5) There is a mention of the "Bio-ML track" which is "of particular significance" because "it is the first to emphasize machine learning... for ontology alignment". Again, what is the relation between ontology alignment and KGA is not specified.
Section 3:
- I found this section to be unaligned with the topic of the paper. The section does not talk about KGA at all, instead, it provides general motivations for NeSy.
- Also, there is again a variety of arguments that are left semi-addressed:
1) "symbolic approaches face challenges" (I count only one challenge in the given paragraph, that of reliance on human input);
2) a mention of the "current limitations" of deep learning without contextualizing these in the context of KGA;
3) "Due to these limitations, ... CYC ... have largely fallen out of favor" - it is unclear that CYC has "fallen out of favor" only because it relied on people (e.g., it was largely proprietary), plus CYC did gradually shift towards including automated modules as well.
- §3.1 talks about integration, summarizing prior work by Hitzler et al.
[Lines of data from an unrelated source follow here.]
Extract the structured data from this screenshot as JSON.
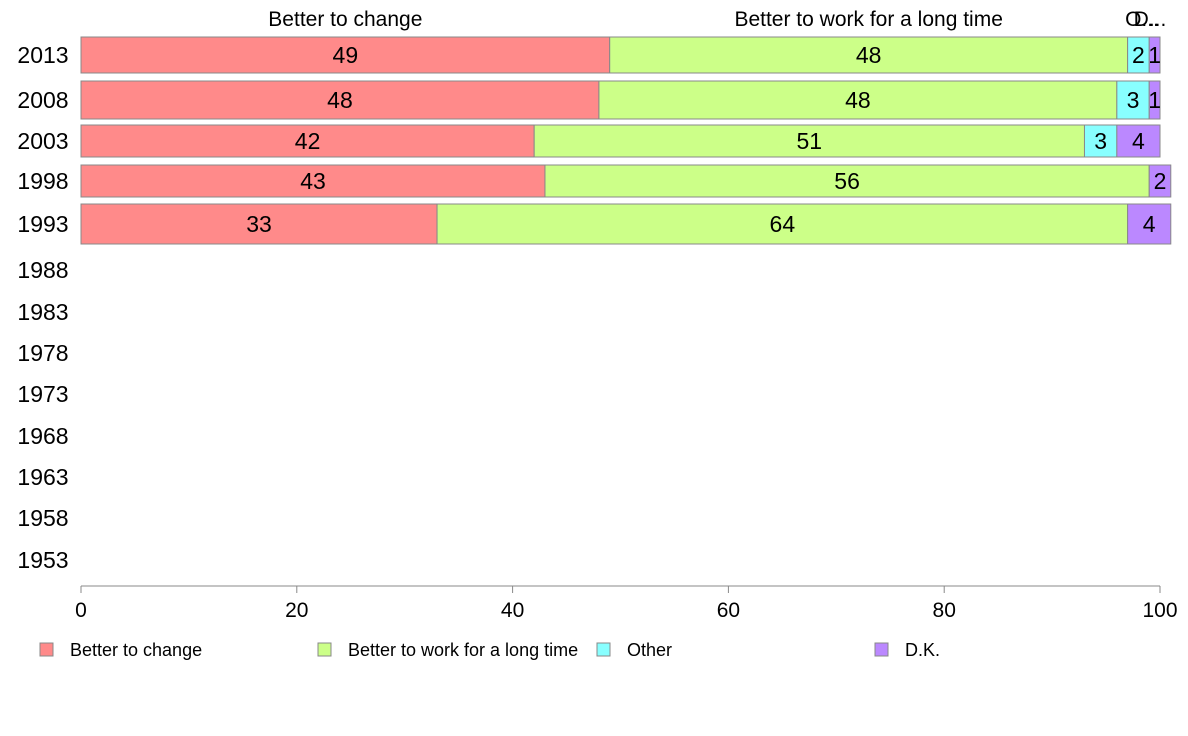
{
  "chart_data": {
    "type": "bar",
    "orientation": "horizontal",
    "stacked": true,
    "categories": [
      "2013",
      "2008",
      "2003",
      "1998",
      "1993",
      "1988",
      "1983",
      "1978",
      "1973",
      "1968",
      "1963",
      "1958",
      "1953"
    ],
    "series": [
      {
        "name": "Better to change",
        "color": "#ff8a8a",
        "values": [
          49,
          48,
          42,
          43,
          33,
          null,
          null,
          null,
          null,
          null,
          null,
          null,
          null
        ]
      },
      {
        "name": "Better to work for a long time",
        "color": "#ccff88",
        "values": [
          48,
          48,
          51,
          56,
          64,
          null,
          null,
          null,
          null,
          null,
          null,
          null,
          null
        ]
      },
      {
        "name": "Other",
        "color": "#88ffff",
        "values": [
          2,
          3,
          3,
          0,
          0,
          null,
          null,
          null,
          null,
          null,
          null,
          null,
          null
        ]
      },
      {
        "name": "D.K.",
        "color": "#bb88ff",
        "values": [
          1,
          1,
          4,
          2,
          4,
          null,
          null,
          null,
          null,
          null,
          null,
          null,
          null
        ]
      }
    ],
    "top_labels": [
      "Better to change",
      "Better to work for a long time",
      "O...",
      "D..."
    ],
    "xlim": [
      0,
      100
    ],
    "x_ticks": [
      "0",
      "20",
      "40",
      "60",
      "80",
      "100"
    ],
    "legend_position": "bottom",
    "grid": false
  }
}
This section is also not focused on KGA, so its relevance to the paper is unclear, as is its novelty.
Section 4:
- Section 4 is arguably where the main novelty of the paper lies. The section points out issues of KGA methods and discusses how they are addressed or can be addressed. My main problem with this section is that it is not well-aligned with the rest of the paper. The mapping and repair categories, which are its organizing factors, are mentioned before but just in passing. The five challenges relate to other challenges provided in the paper, but their solutions (cells in the table) do not clearly align with the prior description of the methods. What would have been a nice contribution is to evaluate the adequacy of prior method categories (or methods) with respect to each of the challenges, and indicate which of them are most promising to solve each challenge.
- I was confused by the sudden proposal of an approach in 4.1, followed by a statement that a "similar architecture was already introduced". Maybe it would be better to start with that architecture and discuss what could be improved?
- §4.2 indicates that LLMs rely on large corpora and KG inference must be induced from thousands of examples. However, this argument misses the fact that these LLMs are actually already available, and recent paradigms like in-context learning allow us to perform inference with them without fine-tuning and without a large number of examples. Interestingly, a similar argument comes two paragraphs later, so it is perhaps a matter of consolidation.
- §4.3 (achieving correctness) as a separate challenge seems confusing. Isn't producing correct alignments the basic objective of the task? According to §2, this seems to be the case. Discussing the accuracy can certainly be beneficial, as long as the paper provides indications of what aspects of the model or the task are currently challenging and how these can be improved.
- §4.5 makes a point that all methods are non-transparent. While this statement is hard to judge as the workings of the methods are not provided in the paper, §2.2 seems to allude that some of the methods provide an intrinsic way to derive explanations. §4.5 would thus be also improved by a more granular distinction between the method families that address a challenge and those that don't.
- In §4.5, it sounds like the post-hoc explanations are an invention of the semantic web community. This is certainly not the case, as popular post-hoc explainable AI methods like LIME and SHAP mainly come from machine learning research.
Section 5:
- the conclusion seems very generic to me. With phrases like "we advocate for research endeavours that transcend singular methodologies", and an "aspiration ... that collectively surpasses prevailing state-of-the-art algorithms", it sounds like a truism rather than a summary of a vision for bringing NeSy to KGA
In summary, I do see a lot of value in the premise of this paper and I can certainly see informative content in it, especially the challenges. However, to make it a paper that can serve as a review of the state-of-the-art NeSy systems in KGA, I suggest that the paper presentation, contributions, and argumentation are thoroughly revised and re-focused.